Errors occur in the management of 5-20% of medications ordered in Australian hospitals; and up to 43% of these are preventable. An audit of medication charts in one NSW hospital confirmed these statistics, with “prescribing errors” and “prescription details incomplete” each contributing to around 13% of all clinical interventions.

Many of the “prescribing errors” related to the order not using the generic name. Proper implementation of the National Inpatient Medication Chart, which is mandatory for hospitals seeking accreditation, requires medicine names to be written in full using generic rather than brand names.

Prescribing using the generic drug name assists with:

  • Reducing confusion between medications with names that sound-alike or look-alike
  • Preventing and identifying duplicate orders of the same medication, and
  • Identifying adverse drug reactions and class effects.

It should be noted that brand names vary between distributors, while generic names do not. Furthermore, generic names convey information about the class of medication, allowing staff to identify the indication and cross-check for unintended duplication, drug interactions, and allergies.

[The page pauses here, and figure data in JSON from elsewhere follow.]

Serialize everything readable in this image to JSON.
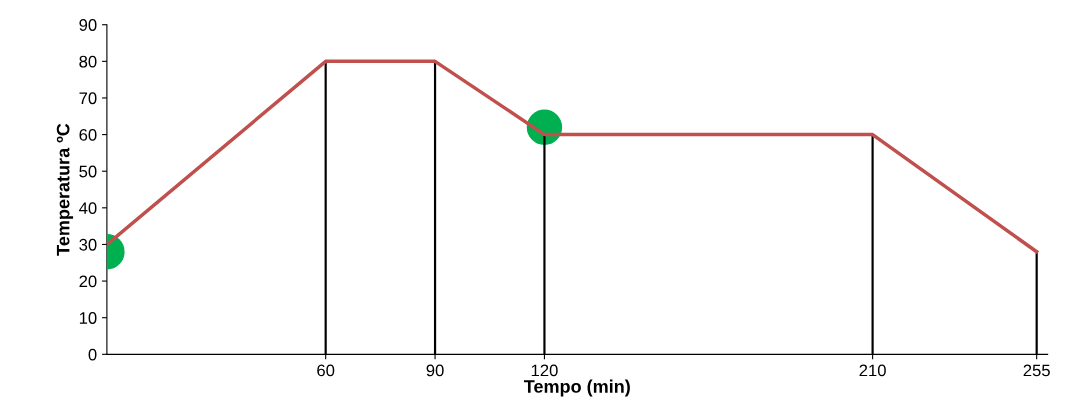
{
  "chart_data": {
    "type": "line",
    "xlabel": "Tempo (min)",
    "ylabel": "Temperatura ºC",
    "xlim": [
      0,
      258
    ],
    "xticks": [
      60,
      90,
      120,
      210,
      255
    ],
    "ylim": [
      0,
      90
    ],
    "yticks": [
      0,
      10,
      20,
      30,
      40,
      50,
      60,
      70,
      80,
      90
    ],
    "grid": false,
    "marker": "none",
    "line_style": "solid",
    "series": [
      {
        "type": "bar",
        "color": "#000000",
        "x": [
          60,
          90,
          120,
          210,
          255
        ],
        "values": [
          80,
          80,
          60,
          60,
          28
        ]
      },
      {
        "color": "#c0504d",
        "x": [
          0,
          60,
          90,
          120,
          210,
          255
        ],
        "values": [
          30,
          80,
          80,
          60,
          60,
          28
        ]
      },
      {
        "type": "scatter",
        "color": "#00b050",
        "marker": "circle",
        "x": [
          0,
          120
        ],
        "values": [
          28,
          62
        ]
      }
    ]
  }
}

There are some exceptions, such as not allowing for interchange between the two brands of warfarin. In this case, medication orders should be written as: “warfarin (Coumadin®)” or “warfarin (Marevan®)”. Including the brand name in the order may also be helpful to avoid confusion; for example fluticasone/salmeterol 500/50micrograms (Seretide®), or oxycodone 10mg (OxyContin®).

Of the “prescription details incomplete” errors, 17% related to the slow release box of the chart not being ticked. This indicated that the standard release form was to be administered, rather than the slow release form supplied. Ticking this box provides additional information that the dose must be swallowed without crushing, and to check carefully before breaking.


  1. Atik A. Adherence to the Australian National Inpatient Medication Chart: the efficacy of a uniform national drug chart on improving prescription error. J Eval Clin Pract. 2013 Oct; 19(5): 769-72.
  2. Department of Health. Medication Administration. Sydney: New South Wales Government; 2014. Available from Accessed 5 May 2014.